Аббат Ричард пожевал губами, похожими на высушенные дольки яблок, и ответил:
— Видишь ли, любовь, и в том числе любовь Божья, смущает людские сердца. Казалось бы, должно случаться наоборот, однако это так. Большинство людей проще заставить бояться, чтоб они не грешили, чем требовать от них не грешить из любви. Хотя ты прав, Мейнард, прав! О любви нужно говорить больше и стараться, чтобы услышали. Я попробую больше о ней рассказывать в проповедях. — Но получалось у него не слишком. На братьев, которые собрались в том монастыре, сильнее действовали все равно беседы о карах небесных.

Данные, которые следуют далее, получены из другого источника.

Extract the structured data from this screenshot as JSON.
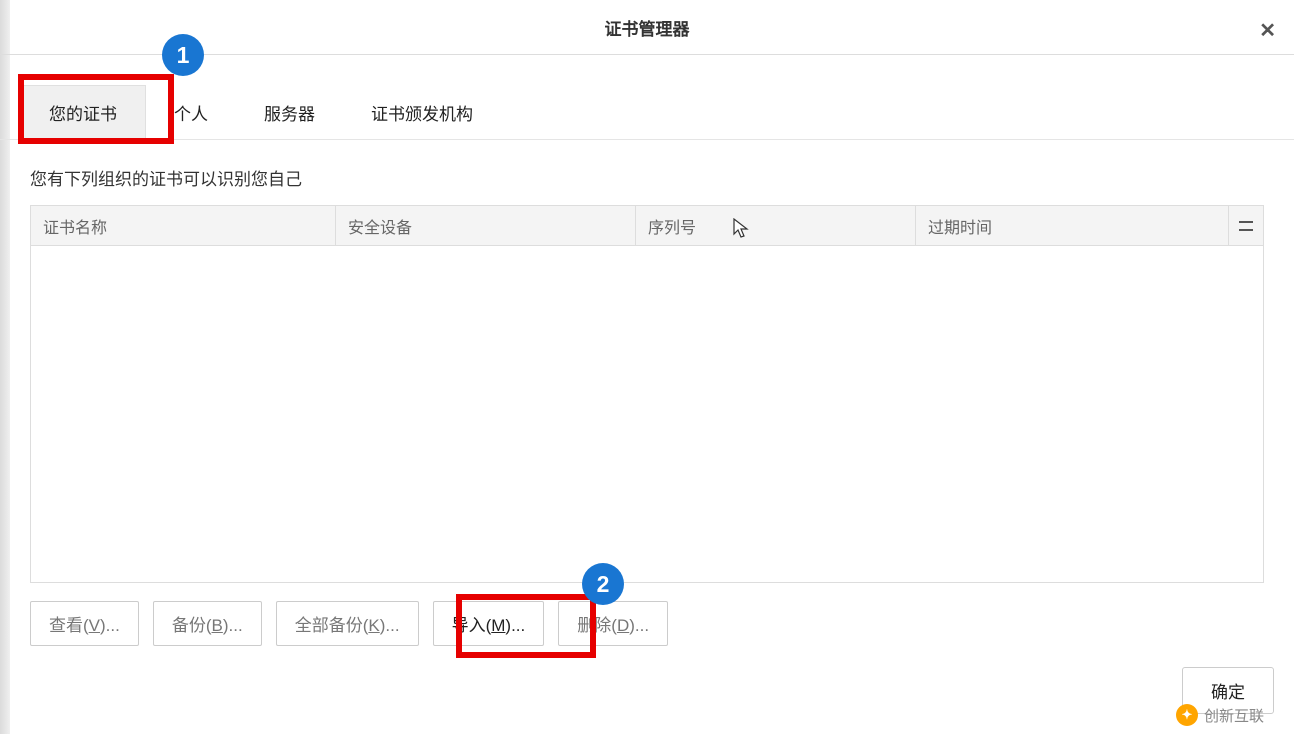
{
  "header": {
    "title": "证书管理器"
  },
  "tabs": [
    {
      "label": "您的证书",
      "active": true
    },
    {
      "label": "个人",
      "active": false
    },
    {
      "label": "服务器",
      "active": false
    },
    {
      "label": "证书颁发机构",
      "active": false
    }
  ],
  "description": "您有下列组织的证书可以识别您自己",
  "table": {
    "columns": {
      "name": "证书名称",
      "device": "安全设备",
      "serial": "序列号",
      "expiry": "过期时间"
    }
  },
  "buttons": {
    "view": {
      "prefix": "查看(",
      "key": "V",
      "suffix": ")..."
    },
    "backup": {
      "prefix": "备份(",
      "key": "B",
      "suffix": ")..."
    },
    "backup_all": {
      "prefix": "全部备份(",
      "key": "K",
      "suffix": ")..."
    },
    "import": {
      "prefix": "导入(",
      "key": "M",
      "suffix": ")..."
    },
    "delete": {
      "prefix": "删除(",
      "key": "D",
      "suffix": ")..."
    }
  },
  "footer": {
    "ok": "确定"
  },
  "annotations": {
    "badge1": "1",
    "badge2": "2"
  },
  "watermark": {
    "text": "创新互联"
  }
}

Этот разговор канул в небытие, как и многие другие, и ответ все не приходил. Теперь вот пришел. Мейнард слишком уже разуверился, чтобы полагать, будто именно таким образом Бог ответил на его молитвы. Нет, христианский Бог нынче по-другому говорит со своими детьми, а уж ответить, прислав в судьбу Мейнарда девушку-язычницу — это и вовсе не в Его вкусе.
Потому Мейнард не слишком много думал об этом и просто наслаждался тем, что ему внезапно дали. Жизнью в тепле и сытости (рабов в поселении Бейнира и вправду не обижали, хоть и давали им самую неприглядную работу, но тут уж что сделаешь). Походами в лес на охоту, в одиночку или же в сопровождении кого-то из воинов. Ловлей рыбы в ледяных водах фьорда. Вечерами, когда скальды, которых с собою привезли гости, пели песни и рассказывали истории. Теплым хлебом, свежим молоком. Беседами с Сайфом. И минутами с Альвдис, украденными у быстрого, как горный ручей, течения времени.
Ему нравилось сидеть напротив нее, слушать, как она пытается произнести впервые франкские слова, и то, что она говорила на его языке, казалось Мейнарду чудесней пения птиц. Он уже понял про себя, что девушка нравится ему, нравится так, как ни одна женщина не привлекала его доселе; и чтобы удержаться от соблазна, чтобы не позволить себе думать о том, чему никогда не бывать, он делал запретное — смотрел в черное озеро своих воспоминаний, отшатывался от ужаса и вспоминал резко и четко, кто он такой.